Yargıtay’ın kararı 11 Temmuz 2002’de onaması üzerine yakınlarını kaybeden 22 kişi, Avrupa İnsan Hakları Mahkemesi’ne (AİHM) başvurdu. Yargılama sonucunda mahkeme, 27 Temmuz 2005’te açıklanan kararda Gazi Mahallesi’nde hayatını kaybeden 12 kişi ile Ümraniye’de öldürülen 5 vatandaşın ailelerine tazminat ödenmesine karar verdi.
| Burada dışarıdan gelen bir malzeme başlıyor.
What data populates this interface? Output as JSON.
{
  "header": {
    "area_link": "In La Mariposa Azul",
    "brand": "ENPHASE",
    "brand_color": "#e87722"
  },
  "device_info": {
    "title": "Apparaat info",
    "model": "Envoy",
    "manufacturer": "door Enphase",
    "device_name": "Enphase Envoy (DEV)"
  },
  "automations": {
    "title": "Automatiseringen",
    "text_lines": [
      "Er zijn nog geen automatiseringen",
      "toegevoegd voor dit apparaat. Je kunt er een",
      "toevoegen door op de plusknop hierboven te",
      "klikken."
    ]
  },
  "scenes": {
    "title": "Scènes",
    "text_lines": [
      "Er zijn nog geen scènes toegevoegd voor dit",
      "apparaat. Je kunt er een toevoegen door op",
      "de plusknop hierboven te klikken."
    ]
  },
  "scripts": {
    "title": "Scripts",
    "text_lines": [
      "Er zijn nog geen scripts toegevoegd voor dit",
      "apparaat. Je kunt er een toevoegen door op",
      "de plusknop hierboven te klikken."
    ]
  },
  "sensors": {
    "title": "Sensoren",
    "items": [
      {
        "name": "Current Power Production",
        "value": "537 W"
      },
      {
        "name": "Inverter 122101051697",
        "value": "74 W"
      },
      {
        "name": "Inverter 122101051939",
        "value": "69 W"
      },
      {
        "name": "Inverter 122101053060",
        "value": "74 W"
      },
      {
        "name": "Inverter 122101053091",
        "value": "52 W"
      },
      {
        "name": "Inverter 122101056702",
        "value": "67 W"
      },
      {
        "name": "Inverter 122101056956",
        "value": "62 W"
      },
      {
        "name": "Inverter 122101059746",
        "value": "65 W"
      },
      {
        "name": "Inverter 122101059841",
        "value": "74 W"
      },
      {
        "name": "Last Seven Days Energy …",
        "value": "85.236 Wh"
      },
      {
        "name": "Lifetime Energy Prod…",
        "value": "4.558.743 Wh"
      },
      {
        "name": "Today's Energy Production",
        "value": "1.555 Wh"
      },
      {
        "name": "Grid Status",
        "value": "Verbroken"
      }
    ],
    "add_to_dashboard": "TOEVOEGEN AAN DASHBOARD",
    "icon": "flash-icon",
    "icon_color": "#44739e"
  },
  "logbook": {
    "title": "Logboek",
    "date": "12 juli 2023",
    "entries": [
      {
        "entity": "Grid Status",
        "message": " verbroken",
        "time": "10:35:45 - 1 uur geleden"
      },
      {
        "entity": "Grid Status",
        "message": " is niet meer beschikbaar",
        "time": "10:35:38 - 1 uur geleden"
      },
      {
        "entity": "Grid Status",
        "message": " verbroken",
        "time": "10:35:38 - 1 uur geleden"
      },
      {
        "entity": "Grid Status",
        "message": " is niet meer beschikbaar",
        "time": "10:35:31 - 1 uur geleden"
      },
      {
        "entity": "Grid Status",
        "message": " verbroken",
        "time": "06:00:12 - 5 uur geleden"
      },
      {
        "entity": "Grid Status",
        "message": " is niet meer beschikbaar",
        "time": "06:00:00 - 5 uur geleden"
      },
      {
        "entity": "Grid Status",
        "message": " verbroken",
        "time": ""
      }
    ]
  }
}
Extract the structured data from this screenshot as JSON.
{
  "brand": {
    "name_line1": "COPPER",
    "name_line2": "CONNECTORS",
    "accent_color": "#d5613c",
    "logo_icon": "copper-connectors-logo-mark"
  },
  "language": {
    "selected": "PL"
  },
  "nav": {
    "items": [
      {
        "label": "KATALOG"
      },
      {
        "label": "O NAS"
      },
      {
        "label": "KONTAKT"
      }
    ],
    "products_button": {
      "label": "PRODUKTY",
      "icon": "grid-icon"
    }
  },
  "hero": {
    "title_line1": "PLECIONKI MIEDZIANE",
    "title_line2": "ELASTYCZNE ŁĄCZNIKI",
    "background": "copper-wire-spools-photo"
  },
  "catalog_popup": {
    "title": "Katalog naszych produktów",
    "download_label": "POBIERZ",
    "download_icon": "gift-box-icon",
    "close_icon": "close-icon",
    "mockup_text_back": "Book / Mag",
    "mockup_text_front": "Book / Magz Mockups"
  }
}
Bu kararla avukatlar Ümraniye’deki saldırıya ilişkin soruşturma açılması talebiyle yeniden Ümraniye Başsavcılığı’na başvurdu. 10 yıl boyunca bekletilen dosya, 2015’te soruşturmanın zaman aşımına uğramasına 5 gün kala yaşanan savcı değişikliği ile kabul edildi. Ancak bu kez de İstanbul Anadolu 2’nci Ağır Ceza Mahkemesi zaman aşımından dosyanın düşürülmesi kararı verdi. Mahkeme, kararına gerekçe olarak ise iddianamenin kabul tarihini gösterdi. Yapılan temyiz başvurusunu değerlendiren Yargıtay, iddianamenin mahkemece kabul tarihi değil, hazırlandığı tarihin esas alınması gerektiğini belirterek, zaman aşımının dolmadığına hükmetti ve kararı bozdu. Bu karar üzerine ilk duruşması 14 Aralık 2018’de yapılan davanın duruşması 20 Mart’ta tekrar görülecek.
NE OLMUŞTU?
22 kişinin öldürüldüğü, 653 kişinin de yaralandığı Gazi Katliamı 12 Mart 1995 akşamı İstanbul Gazi Mahallesi’nde üç kahvehanenin taranmasıyla başladı. Alevi Dedesi Halil Kaya’nın yaşamı yitirdiği, 5’i ağır 25 kişi de yaralandığı saldırıyı protesto eden mahalle sakinleri Gazi Karakolu’na doğru yürüyüşe geçince buradan halkın üstüne ateş açıldı. Mehmet Gündüz’ün hayatını kaybettiği saldırıda çok sayıda kişi de yaralandı. Yaşanan bu olayla birlikte öldürülen iki kişinin cenazelerin verilmemesi öfkenin daha da büyümesine neden oldu. Ertesi gün kentin dört bir yanından gelen 15 bine yakın kişi Gazi Cemevi’nin önünde toplandı. Cenazelerin teslim edilmemesini protesto edenlere polisin yeniden saldırması üzerine başlayan olaylarda 17 kişi yaşamını yitirirken, gazetecilerin de bulunduğu yüzlerce kişi yaralandı. Aynı gün Gazi Mahallesi’nde sokağa çıkma yasağı ilan edildi. Ümraniye’ye bağlı 1 Mayıs Mahallesi’ne sıçrayan protestolarda 14-15 Mart’ta 5 kişi daha katledildi.